Sözcü, 14 Temmuz 2017

Yılmaz Özdil, "15 Temmuz afişleri" başlıklı yazısında, "Türkiye'de askerlik çağında 425 bin Suriyeli yaşıyorken, Türk Silahlı Kuvvetleri'nin mevcudundan daha fazla sayıda eli silah tutacak Suriyeli varken, bunlar plajlarda nargile içip, götünü gezdirirken, üstüne para ödenirken... Mehmetçik Suriye'de şehit olmuyor mu" sözleriyle, iki halk arasında 'biz ve onlar' karşıtlığı kurarak Suriyelileri aşağılıyor ve onlara yönelik olumsuz genellemelerde bulunuyor. Böylece, Suriyeli mültecilere yönelik toplumda mevcut olan bir önyargıyı körüklüyor; nefreti ve ayrımcılığı güçlendiriyor.


2.

Bursa'da Meydan, 12 Temmuz 2017

Bursa'da Meydan gazetesinin, "İzmir'e çıkan Yunan neyse FETÖ de odur" başlıklı haberinde, AKP İstanbul Milletvekili Metin Külünk'ün, "FETÖ dini bir örgüt değildir. İzmir'e çıkan Yunanlar ne ise FETÖ de odur" sözleri, tırnak içine alınmadan doğrudan başlığa çekiliyor. Böylece gazete, Yunanlara yönelik geçmişten gelen düşmanlık algısını körükleyen bir söylemi onaylıyor ve yaygınlaşmasına ortaklık ediyor.


3.

Manisa Hürışık, 11 Temmuz 2017

Seyfettin Ayakyay, “ERMENİSTAN VAHŞETİ” başlıklı köşe yazısında, “Ancak ermeni kan emici vampirlerin Azerbaycan topraklarında 04 TEMMUZ 2017 tarihinde tecavüz ateşi ederek masum insanlara haince saldırısı sonucu katlettiği 17 Aylık Zehra bebek için dünya sessiz kalıyor nedense!” sözleriyle, Ermenileri şiddet ve katliamla ilişkilendiriyor. Yazar böylece, Ermenilere yönelik olumsuz algıları ve nefreti körüklüyor.
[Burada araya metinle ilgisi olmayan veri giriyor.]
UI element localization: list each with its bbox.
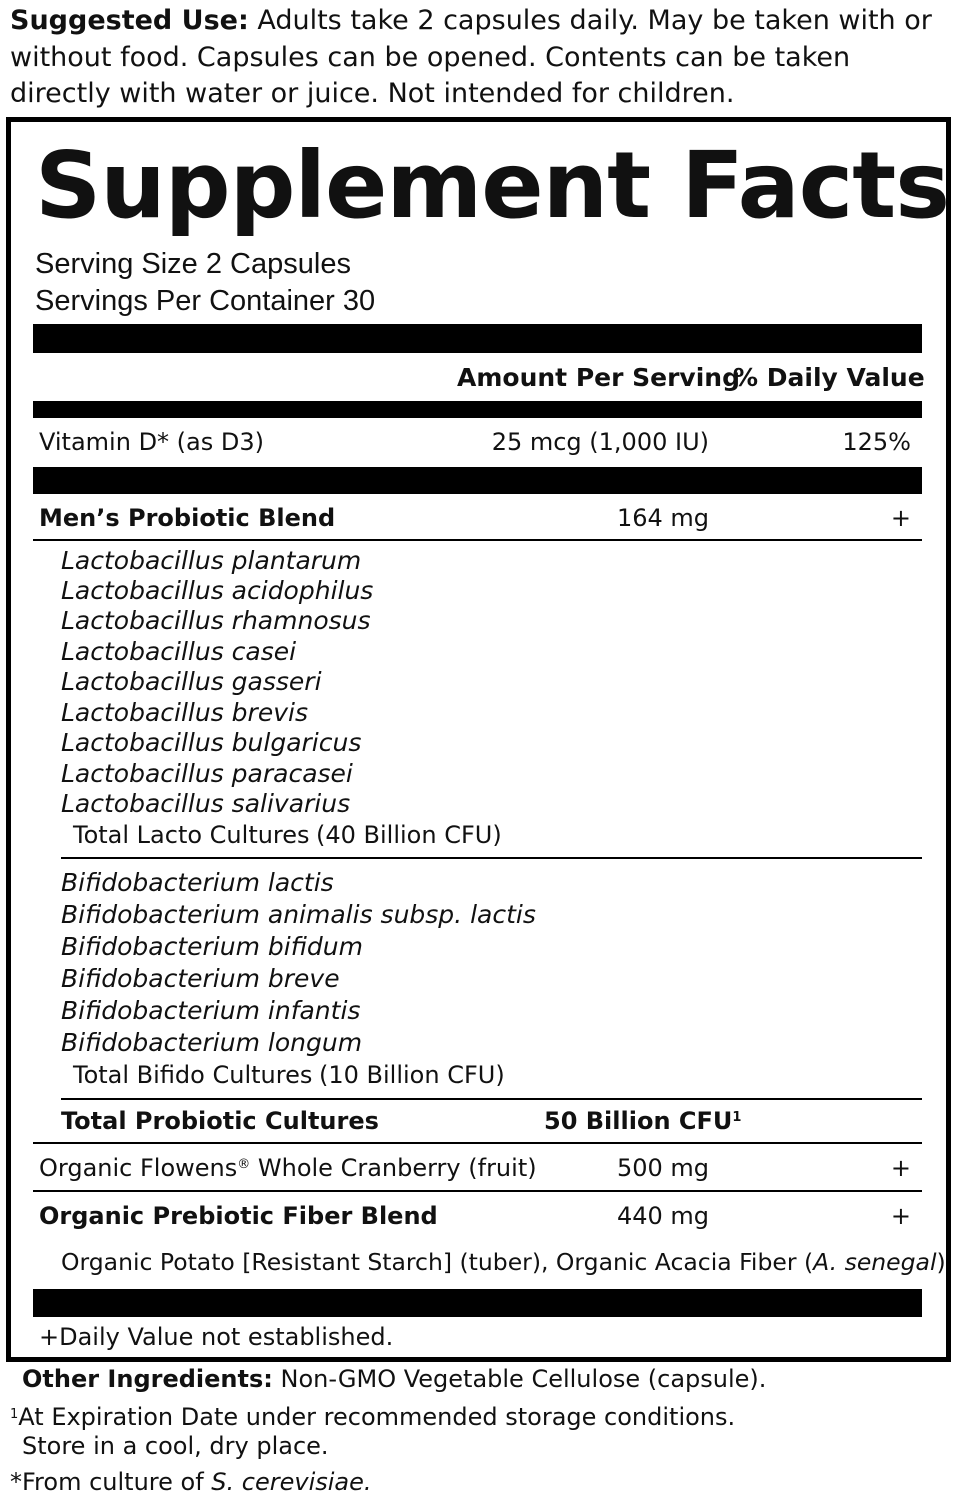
strain: Lactobacillus casei [61, 637, 297, 666]
total-probiotic-amount [544, 1106, 741, 1136]
fiber-detail-close: ) [936, 1248, 946, 1276]
footnote-1-line1: At Expiration Date under recommended storage conditions. [18, 1403, 736, 1431]
cranberry-desc: Whole Cranberry (fruit) [250, 1154, 537, 1182]
strain: Lactobacillus salivarius [61, 789, 351, 818]
fiber-detail-species: A. senegal [813, 1248, 937, 1276]
footnote-1-line2: Store in a cool, dry place. [22, 1432, 329, 1460]
registered-mark: ® [237, 1157, 251, 1172]
cranberry-dv: + [890, 1154, 911, 1182]
probiotic-blend-dv: + [890, 504, 911, 532]
fiber-dv: + [890, 1202, 911, 1230]
suggested-use [10, 3, 950, 113]
strain: Bifidobacterium breve [61, 964, 340, 993]
strain: Lactobacillus bulgaricus [61, 728, 362, 757]
strain: Lactobacillus gasseri [61, 667, 322, 696]
fiber-detail [61, 1247, 946, 1277]
supplement-facts-panel [6, 117, 951, 1362]
footnote-2 [10, 1468, 372, 1497]
strain: Lactobacillus plantarum [61, 546, 362, 575]
strain: Lactobacillus rhamnosus [61, 606, 371, 635]
suggested-use-label: Suggested Use: [10, 5, 249, 36]
footnote-2-species: S. cerevisiae. [211, 1468, 372, 1496]
lacto-total-value: (40 Billion CFU) [316, 821, 502, 849]
cranberry-brand: Organic Flowens [39, 1154, 238, 1182]
strain: Bifidobacterium lactis [61, 868, 334, 897]
thick-divider [33, 324, 922, 353]
probiotic-blend-amount: 164 mg [616, 504, 709, 532]
thin-divider [33, 539, 922, 541]
strain: Bifidobacterium bifidum [61, 932, 363, 961]
medium-divider [33, 401, 922, 418]
vitamin-d-name: Vitamin D* (as D3) [39, 428, 264, 456]
fiber-name: Organic Prebiotic Fiber Blend [39, 1202, 438, 1230]
strain: Bifidobacterium animalis subsp. lactis [61, 900, 536, 929]
probiotic-blend-name: Men’s Probiotic Blend [39, 504, 336, 532]
cranberry-name [39, 1153, 537, 1183]
vitamin-d-dv: 125% [842, 428, 911, 456]
bifido-total-value: (10 Billion CFU) [319, 1061, 505, 1089]
total-probiotic-amount-text: 50 Billion CFU [544, 1107, 733, 1135]
thin-divider [61, 857, 922, 859]
panel-title: Supplement Facts [35, 132, 949, 239]
col-header-amount: Amount Per Serving [457, 363, 740, 392]
thick-divider [33, 467, 922, 494]
footnote-1 [10, 1403, 735, 1432]
vitamin-d-amount: 25 mcg (1,000 IU) [491, 428, 709, 456]
servings-per-container: Servings Per Container 30 [35, 285, 376, 317]
thin-divider [61, 1098, 922, 1100]
fiber-amount: 440 mg [616, 1202, 709, 1230]
thin-divider [33, 1190, 922, 1192]
suggested-use-text: Adults take 2 capsules daily. May be taken with or without food. Capsules can be opened. Contents can be taken directly with water or juice. Not intended for children. [10, 5, 932, 109]
other-ingredients-text: Non-GMO Vegetable Cellulose (capsule). [272, 1365, 767, 1393]
strain: Lactobacillus acidophilus [61, 576, 374, 605]
serving-size: Serving Size 2 Capsules [35, 248, 351, 280]
strain: Bifidobacterium infantis [61, 996, 361, 1025]
bifido-total-label: Total Bifido Cultures [73, 1061, 313, 1089]
dv-note: +Daily Value not established. [39, 1323, 394, 1351]
cranberry-amount: 500 mg [616, 1154, 709, 1182]
thick-divider [33, 1289, 922, 1317]
col-header-dv: % Daily Value [733, 363, 925, 392]
other-ingredients [22, 1365, 766, 1394]
lacto-total-label: Total Lacto Cultures [73, 821, 310, 849]
other-ingredients-label: Other Ingredients: [22, 1365, 273, 1393]
fiber-detail-text: Organic Potato [Resistant Starch] (tuber), Organic Acacia Fiber ( [61, 1248, 814, 1276]
thin-divider [33, 1142, 922, 1144]
strain: Bifidobacterium longum [61, 1028, 363, 1057]
total-probiotic-name: Total Probiotic Cultures [61, 1107, 379, 1135]
strain: Lactobacillus paracasei [61, 759, 353, 788]
footnote-marker: 1 [732, 1110, 742, 1125]
footnote-2-text: *From culture of [10, 1468, 212, 1496]
footnote-marker: 1 [10, 1407, 19, 1422]
strain: Lactobacillus brevis [61, 698, 308, 727]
1. Nefret söylemi odaklı sistematik medya izleme çalışması kapsamında, tüm ulusal gazeteler ve sayısı 500’ü bulan yerel gazete önceden belirlenen anahtar kelimeler üzerinden (ör. hain, dönme, mülteci, Hıristiyan, Yahudi, bölücü vs.) medya takip merkezi aracılığıyla taranıyor. Bu anahtar kelimeleri içeren haber ve köşe yazıları günlük olarak okunuyor (gazetelerin hafta sonu baskıları hariç) ve nefret söylemi içeren yazılar tespit ediliyor. Esas olarak ulusal, etnik ve dini kimlik temelli nefret söylemine odaklanılırken cinsiyetçi ve homofobik/transfobik söylemler de tarama kapsamına alınıyor.